Sementara Ketua Umum PB Nahdlatul Wathan TGKH Muhammad Zainuddin Atsani menyoroti kiprah Soeharto dalam Serangan Umum 1 Maret 1949 di Yogyakarta.
“Soeharto dikenal karena perannya dalam Serangan Umum 1 Maret, yang sangat penting dalam mempertahankan kedaulatan Indonesia dari Belanda,” ujarnya.
Dari kalangan Muhammadiyah, Din Syamsuddin menyebut penganugerahan ini sebagai bentuk penghormatan yang tepat.
“Selama 30 tahun kepemimpinan beliau sebagai presiden, saya tahu beliau pemimpin yang berkomitmen membangun bangsa dan negara,” ungkap Din.
Direktur Eksekutif ToBe Institute Mochamad Imamudinussalam menilai langkah pemerintah ini mencerminkan objektivitas dan kedewasaan demokrasi.
“Soeharto hadir melalui program swasembada pangan, pembangunan infrastruktur desa, peningkatan kesejahteraan petani, hingga kebijakan ekonomi pro-rakyat. Beliau adalah bagian penting dari perjalanan republik ini,” jelasnya.
Ketua Dewan Gelar, Tanda Jasa, dan Tanda Kehormatan (GTK) Fadli Zon menambahkan, penetapan Soeharto sebagai Pahlawan Nasional dilakukan melalui kajian mendalam.
“Prosesnya panjang dan teknis. Semua jasa beliau, baik di bidang militer maupun pembangunan, sudah dikaji dengan hati-hati,” ujarnya.
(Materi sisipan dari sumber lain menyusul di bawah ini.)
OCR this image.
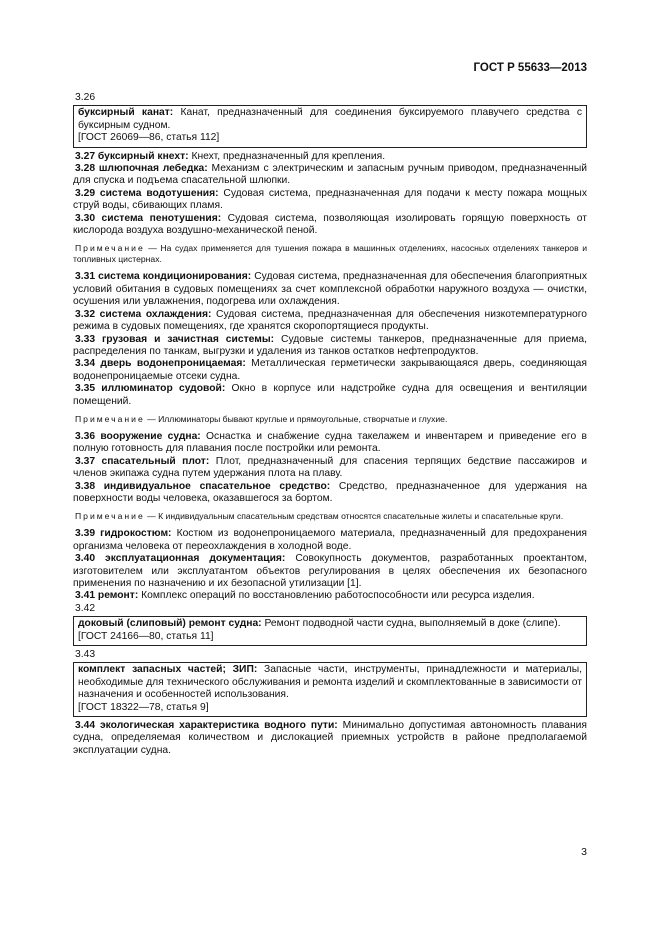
ГОСТ Р 55633—2013
3.26

буксирный канат: Канат, предназначенный для соединения буксируемого плавучего средства с буксирным судном.

[ГОСТ 26069—86, статья 112]

3.27 буксирный кнехт: Кнехт, предназначенный для крепления.

3.28 шлюпочная лебедка: Механизм с электрическим и запасным ручным приводом, предназначенный для спуска и подъема спасательной шлюпки.

3.29 система водотушения: Судовая система, предназначенная для подачи к месту пожара мощных струй воды, сбивающих пламя.

3.30 система пенотушения: Судовая система, позволяющая изолировать горящую поверхность от кислорода воздуха воздушно-механической пеной.

Примечание — На судах применяется для тушения пожара в машинных отделениях, насосных отделениях танкеров и топливных цистернах.

3.31 система кондиционирования: Судовая система, предназначенная для обеспечения благоприятных условий обитания в судовых помещениях за счет комплексной обработки наружного воздуха — очистки, осушения или увлажнения, подогрева или охлаждения.

3.32 система охлаждения: Судовая система, предназначенная для обеспечения низкотемпературного режима в судовых помещениях, где хранятся скоропортящиеся продукты.

3.33 грузовая и зачистная системы: Судовые системы танкеров, предназначенные для приема, распределения по танкам, выгрузки и удаления из танков остатков нефтепродуктов.

3.34 дверь водонепроницаемая: Металлическая герметически закрывающаяся дверь, соединяющая водонепроницаемые отсеки судна.

3.35 иллюминатор судовой: Окно в корпусе или надстройке судна для освещения и вентиляции помещений.

Примечание — Иллюминаторы бывают круглые и прямоугольные, створчатые и глухие.

3.36 вооружение судна: Оснастка и снабжение судна такелажем и инвентарем и приведение его в полную готовность для плавания после постройки или ремонта.

3.37 спасательный плот: Плот, предназначенный для спасения терпящих бедствие пассажиров и членов экипажа судна путем удержания плота на плаву.

3.38 индивидуальное спасательное средство: Средство, предназначенное для удержания на поверхности воды человека, оказавшегося за бортом.

Примечание — К индивидуальным спасательным средствам относятся спасательные жилеты и спасательные круги.

3.39 гидрокостюм: Костюм из водонепроницаемого материала, предназначенный для предохранения организма человека от переохлаждения в холодной воде.

3.40 эксплуатационная документация: Совокупность документов, разработанных проектантом, изготовителем или эксплуатантом объектов регулирования в целях обеспечения их безопасного применения по назначению и их безопасной утилизации [1].

3.41 ремонт: Комплекс операций по восстановлению работоспособности или ресурса изделия.

3.42

доковый (слиповый) ремонт судна: Ремонт подводной части судна, выполняемый в доке (слипе).

[ГОСТ 24166—80, статья 11]
3.43

комплект запасных частей; ЗИП: Запасные части, инструменты, принадлежности и материалы, необходимые для технического обслуживания и ремонта изделий и скомплектованные в зависимости от назначения и особенностей использования.

[ГОСТ 18322—78, статья 9]

3.44 экологическая характеристика водного пути: Минимально допустимая автономность плавания судна, определяемая количеством и дислокацией приемных устройств в районе предполагаемой эксплуатации судна.

3
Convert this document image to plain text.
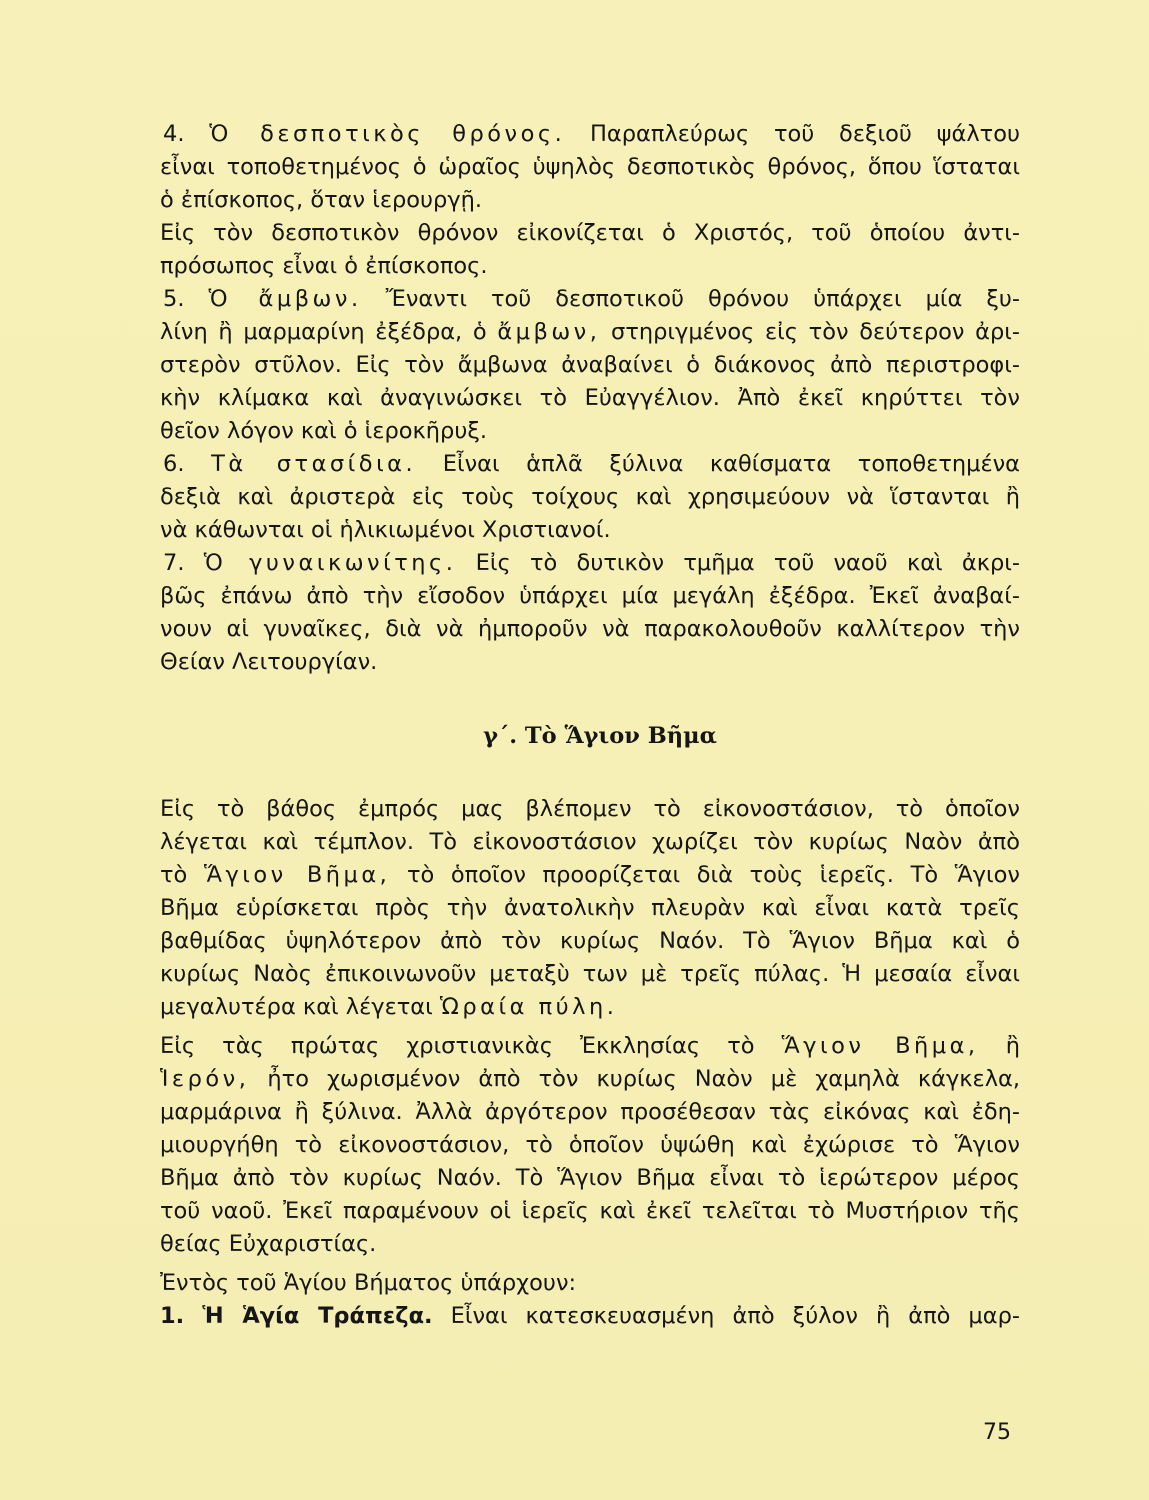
4. Ὁ δεσποτικὸς θρόνος. Παραπλεύρως τοῦ δεξιοῦ ψάλτου
εἶναι τοποθετημένος ὁ ὡραῖος ὑψηλὸς δεσποτικὸς θρόνος, ὅπου ἵσταται
ὁ ἐπίσκοπος, ὅταν ἱερουργῇ.
Εἰς τὸν δεσποτικὸν θρόνον εἰκονίζεται ὁ Χριστός, τοῦ ὁποίου ἀντι-
πρόσωπος εἶναι ὁ ἐπίσκοπος.
5. Ὁ ἄμβων. Ἔναντι τοῦ δεσποτικοῦ θρόνου ὑπάρχει μία ξυ-
λίνη ἢ μαρμαρίνη ἐξέδρα, ὁ ἄμβων, στηριγμένος εἰς τὸν δεύτερον ἀρι-
στερὸν στῦλον. Εἰς τὸν ἄμβωνα ἀναβαίνει ὁ διάκονος ἀπὸ περιστροφι-
κὴν κλίμακα καὶ ἀναγινώσκει τὸ Εὐαγγέλιον. Ἀπὸ ἐκεῖ κηρύττει τὸν
θεῖον λόγον καὶ ὁ ἱεροκῆρυξ.
6. Τὰ στασίδια. Εἶναι ἁπλᾶ ξύλινα καθίσματα τοποθετημένα
δεξιὰ καὶ ἀριστερὰ εἰς τοὺς τοίχους καὶ χρησιμεύουν νὰ ἵστανται ἢ
νὰ κάθωνται οἱ ἡλικιωμένοι Χριστιανοί.
7. Ὁ γυναικωνίτης. Εἰς τὸ δυτικὸν τμῆμα τοῦ ναοῦ καὶ ἀκρι-
βῶς ἐπάνω ἀπὸ τὴν εἴσοδον ὑπάρχει μία μεγάλη ἐξέδρα. Ἐκεῖ ἀναβαί-
νουν αἱ γυναῖκες, διὰ νὰ ἠμποροῦν νὰ παρακολουθοῦν καλλίτερον τὴν
Θείαν Λειτουργίαν.
γ΄. Τὸ Ἅγιον Βῆμα
Εἰς τὸ βάθος ἐμπρός μας βλέπομεν τὸ εἰκονοστάσιον, τὸ ὁποῖον
λέγεται καὶ τέμπλον. Τὸ εἰκονοστάσιον χωρίζει τὸν κυρίως Ναὸν ἀπὸ
τὸ Ἅγιον Βῆμα, τὸ ὁποῖον προορίζεται διὰ τοὺς ἱερεῖς. Τὸ Ἅγιον
Βῆμα εὑρίσκεται πρὸς τὴν ἀνατολικὴν πλευρὰν καὶ εἶναι κατὰ τρεῖς
βαθμίδας ὑψηλότερον ἀπὸ τὸν κυρίως Ναόν. Τὸ Ἅγιον Βῆμα καὶ ὁ
κυρίως Ναὸς ἐπικοινωνοῦν μεταξὺ των μὲ τρεῖς πύλας. Ἡ μεσαία εἶναι
μεγαλυτέρα καὶ λέγεται Ὡραία πύλη.
Εἰς τὰς πρώτας χριστιανικὰς Ἐκκλησίας τὸ Ἅγιον Βῆμα, ἢ
Ἱερόν, ἦτο χωρισμένον ἀπὸ τὸν κυρίως Ναὸν μὲ χαμηλὰ κάγκελα,
μαρμάρινα ἢ ξύλινα. Ἀλλὰ ἀργότερον προσέθεσαν τὰς εἰκόνας καὶ ἐδη-
μιουργήθη τὸ εἰκονοστάσιον, τὸ ὁποῖον ὑψώθη καὶ ἐχώρισε τὸ Ἅγιον
Βῆμα ἀπὸ τὸν κυρίως Ναόν. Τὸ Ἅγιον Βῆμα εἶναι τὸ ἱερώτερον μέρος
τοῦ ναοῦ. Ἐκεῖ παραμένουν οἱ ἱερεῖς καὶ ἐκεῖ τελεῖται τὸ Μυστήριον τῆς
θείας Εὐχαριστίας.
Ἐντὸς τοῦ Ἁγίου Βήματος ὑπάρχουν:
1. Ἡ Ἁγία Τράπεζα. Εἶναι κατεσκευασμένη ἀπὸ ξύλον ἢ ἀπὸ μαρ-
75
Menurut Fadli, Soeharto berjasa besar dalam berbagai peristiwa penting seperti Serangan Umum 1 Maret, pertempuran Ambarawa, dan Operasi Mandala untuk merebut Irian Barat. Selain itu, program REPELITA yang digagasnya turut meningkatkan kesejahteraan rakyat dan menekan inflasi tinggi di awal masa pemerintahannya.
“Apalagi ketika itu inflasi mencapai 600 persen, pertumbuhan ekonomi minus. Beliau berhasil menstabilkan ekonomi dan membangun banyak sekolah,” kata Fadli.
Terkait tuduhan korupsi dan pelanggaran HAM yang kerap dilekatkan pada Soeharto, Fadli menilai hal itu belum pernah terbukti di pengadilan.
“Ya, itu kan baru dugaan. Dugaan tidak pernah terbukti juga,” tuturnya.
Baca juga: Menteri HAM Natalius Pigai Libatkan Sejumlah Tokoh Nasional Susun RUU HAM
Sementara itu, pemerintah memastikan bahwa proses penetapan gelar pahlawan dilakukan secara objektif berdasarkan kontribusi dan rekam jasa terhadap bangsa, tanpa intervensi politik maupun tekanan kelompok tertentu.